Hardt Hyperloop isn't the only company working in Europe. Swisspod in Switzerland and Zeleros in Spain are also developing advanced pods and propulsion systems, each with its own particular focus on magnetic levitation and energy efficiency. Collaboration between these companies, universities, and research centers allows for knowledge sharing and accelerated innovation, fine-tuning designs and testing new materials before commercial implementation.

The tests conducted so far have a dual purpose: first, to achieve record speeds, and second, to verify the feasibility of complex maneuvers and the capsules' autonomous operation. Each test provides essential data that allows for optimizing aerodynamics, improving safety, and increasing system efficiency. These results are used to fine-tune capsule designs, test new materials, and refine the propulsion and magnetic levitation systems.

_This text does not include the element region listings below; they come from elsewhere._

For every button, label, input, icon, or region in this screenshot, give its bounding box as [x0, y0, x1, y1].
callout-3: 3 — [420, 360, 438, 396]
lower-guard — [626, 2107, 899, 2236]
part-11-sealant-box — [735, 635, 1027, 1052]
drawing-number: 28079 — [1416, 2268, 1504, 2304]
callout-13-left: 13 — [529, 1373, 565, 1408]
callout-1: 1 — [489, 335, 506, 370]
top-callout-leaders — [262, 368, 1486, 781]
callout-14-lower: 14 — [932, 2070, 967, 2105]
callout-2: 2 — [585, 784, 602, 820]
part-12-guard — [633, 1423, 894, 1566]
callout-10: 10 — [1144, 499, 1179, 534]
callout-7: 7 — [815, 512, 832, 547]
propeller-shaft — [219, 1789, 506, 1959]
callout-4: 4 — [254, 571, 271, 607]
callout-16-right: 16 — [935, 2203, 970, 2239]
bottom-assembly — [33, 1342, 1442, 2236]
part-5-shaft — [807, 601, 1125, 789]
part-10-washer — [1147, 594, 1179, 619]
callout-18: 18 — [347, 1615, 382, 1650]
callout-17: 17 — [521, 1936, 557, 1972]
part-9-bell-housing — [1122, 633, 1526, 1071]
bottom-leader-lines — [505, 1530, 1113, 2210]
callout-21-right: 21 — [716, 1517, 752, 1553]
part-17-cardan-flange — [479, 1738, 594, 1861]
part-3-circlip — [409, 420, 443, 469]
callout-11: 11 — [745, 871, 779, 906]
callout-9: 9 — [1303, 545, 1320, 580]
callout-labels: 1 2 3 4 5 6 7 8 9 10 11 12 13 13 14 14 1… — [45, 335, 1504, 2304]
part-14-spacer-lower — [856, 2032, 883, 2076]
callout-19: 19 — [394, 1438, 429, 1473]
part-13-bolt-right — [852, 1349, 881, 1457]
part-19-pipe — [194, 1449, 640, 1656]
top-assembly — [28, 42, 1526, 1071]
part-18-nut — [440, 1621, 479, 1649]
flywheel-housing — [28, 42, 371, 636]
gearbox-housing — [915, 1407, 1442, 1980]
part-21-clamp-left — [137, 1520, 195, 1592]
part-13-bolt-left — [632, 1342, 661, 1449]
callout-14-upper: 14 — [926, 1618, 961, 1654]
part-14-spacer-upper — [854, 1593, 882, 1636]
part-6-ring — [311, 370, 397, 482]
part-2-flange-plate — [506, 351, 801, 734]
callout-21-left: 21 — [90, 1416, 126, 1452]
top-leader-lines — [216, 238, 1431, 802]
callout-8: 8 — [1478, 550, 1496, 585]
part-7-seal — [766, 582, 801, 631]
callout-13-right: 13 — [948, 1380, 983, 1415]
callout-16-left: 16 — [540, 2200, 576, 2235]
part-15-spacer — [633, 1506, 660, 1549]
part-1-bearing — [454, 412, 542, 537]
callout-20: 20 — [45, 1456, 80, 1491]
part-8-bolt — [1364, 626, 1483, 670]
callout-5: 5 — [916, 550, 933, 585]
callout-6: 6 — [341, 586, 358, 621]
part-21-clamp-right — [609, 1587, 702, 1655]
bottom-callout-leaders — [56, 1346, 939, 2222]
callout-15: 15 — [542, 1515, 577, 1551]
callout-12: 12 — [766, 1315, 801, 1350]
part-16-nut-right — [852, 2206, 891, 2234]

Hardt Hyperloop emphasizes that "this breakthrough is an important step toward making Hyperloop a scalable and sustainable transportation technology." Company officials add that "the testing infrastructure allows for simulating real-world operating conditions and fine-tuning prototypes before commercial implementation."

The test's greatest success was the lane-change maneuver. The pod completed this section with complete stability and without losing control, demonstrating the reliability of the Hardt Hyperloop design. After reaching 85 km/h (53 mph) in the first 459 meters, it successfully performed the lane-change maneuver over a 155-meter stretch and finally traveled the final 100 meters of the track while gradually slowing to a smooth stop, safely closing the test and exceeding its original design speed.

Hardt's future plans include expanding its facilities and testing. To this end, it will build a 3- to 5-kilometer demonstration route, followed by a 30- to 50-kilometer operational line, as part of its commercial development plan. Global interest in this technology is accelerating following the approval of a demonstration line between Venice and Padua, Italy.